Though they play fairly minor roles in the movie, Andrea Riseborough and Rupert Friend deliver marvelous portrayals of Stalin’s children, Svetlana and Vasily, respectively. The poised Svetlana and her bratty brother make an extremely memorable duo, beautifully capturing the seemingly contrary grief and relief that accompanies their father’s death. The two siblings certainly feed off each other’s energy, bolstering their performances in the process.

Some criticize Iannucci for his choice to not incorporate Russian accents in the film. However, the unaccented acting underscores the film’s satire. It serves as a constant reminder to the audience that these are actors reconstructing and mocking history, rather than attempting to perfectly replicate the story. This theatrical element of the acting reinforces Iannucci’s satire through a self-aware embrace of the film’s inauthenticity.

Indeed, with The Death of Stalin, Iannucci proves that no period of history is too dark to be made fun of. Iannucci targets the absurdity that exists within a terrifying portion of history, and succeeds. When discussing how he handled the dark themes in an interview with TIME Magazine, Iannucci said, “The first thing I said as we started shooting was that we had to be very respectful to what happened to the people. There’s no comedy there. We just show that for real. We don’t have to comment. The comedy’s all from the senior figures inside the Kremlin.”

An extremely effective work of satire, the movie has actually been banned in Russia. In the same interview, Iannucci commented, “I knew some people would hate the idea of the film and other people would absolutely love the idea of the film, which is fair enough. That’s true of all films. Actually, from those Russians who’ve seen it, it’s been greeted positively.”

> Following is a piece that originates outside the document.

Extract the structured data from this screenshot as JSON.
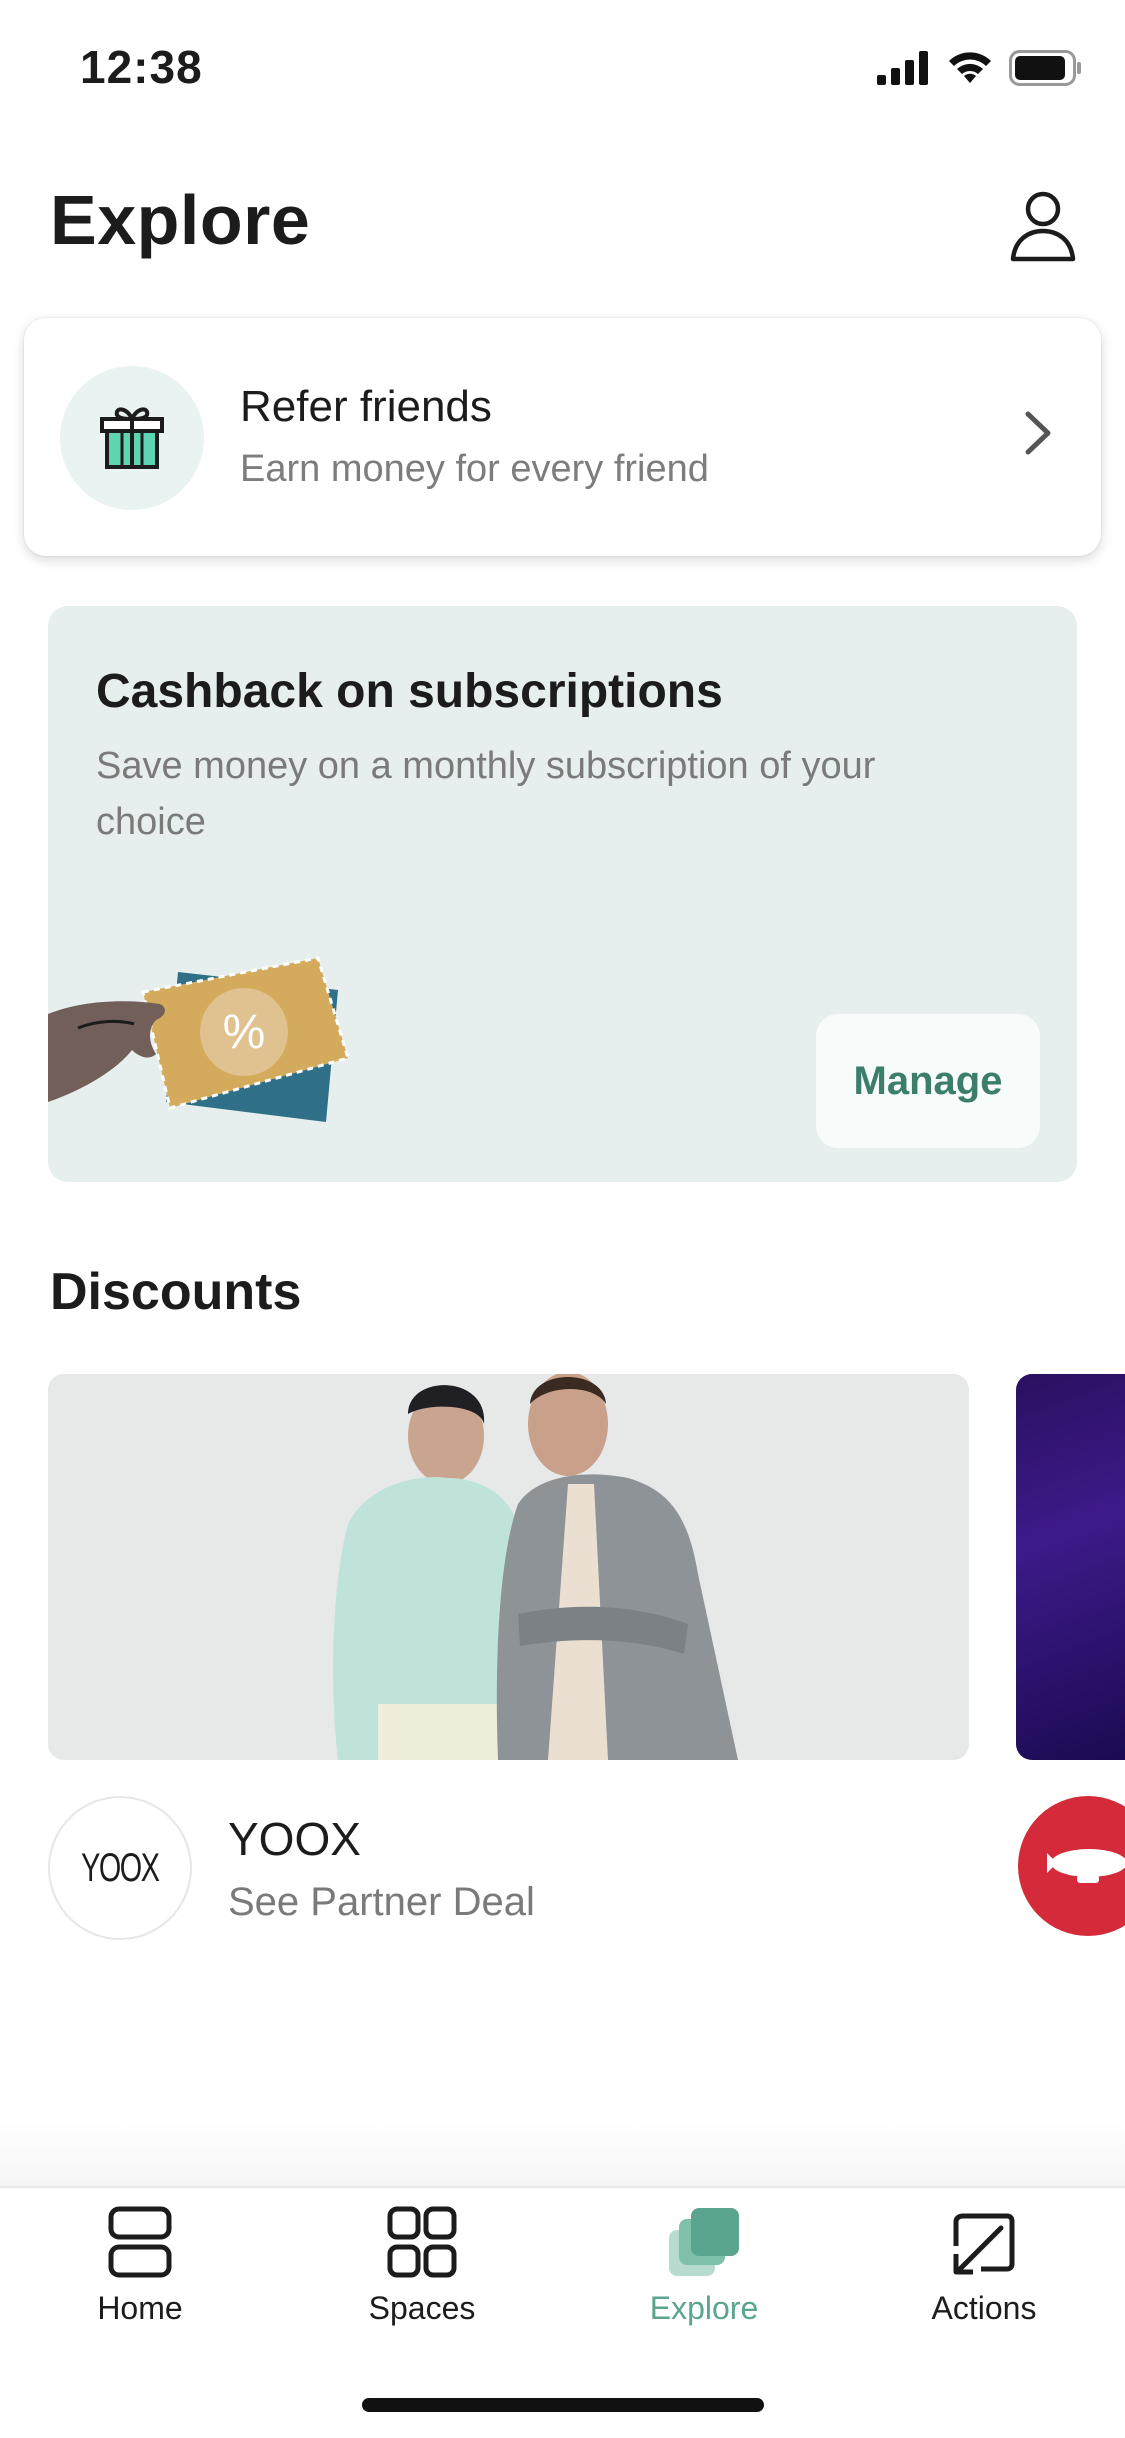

However, Russian authorities have reportedly called the film “ideological warfare,” and are unable to see the project through Iannucci’s eyes. In an age of tense political relations with Russia, especially regarding influence overseas, the inability to accept satire holds problematic implications for the future. Still, regarding the quality of The Death of Stalin, Iannucci’s unmatched ability to blend a history of tragedy with comedy delivers a fresh product that many can embrace.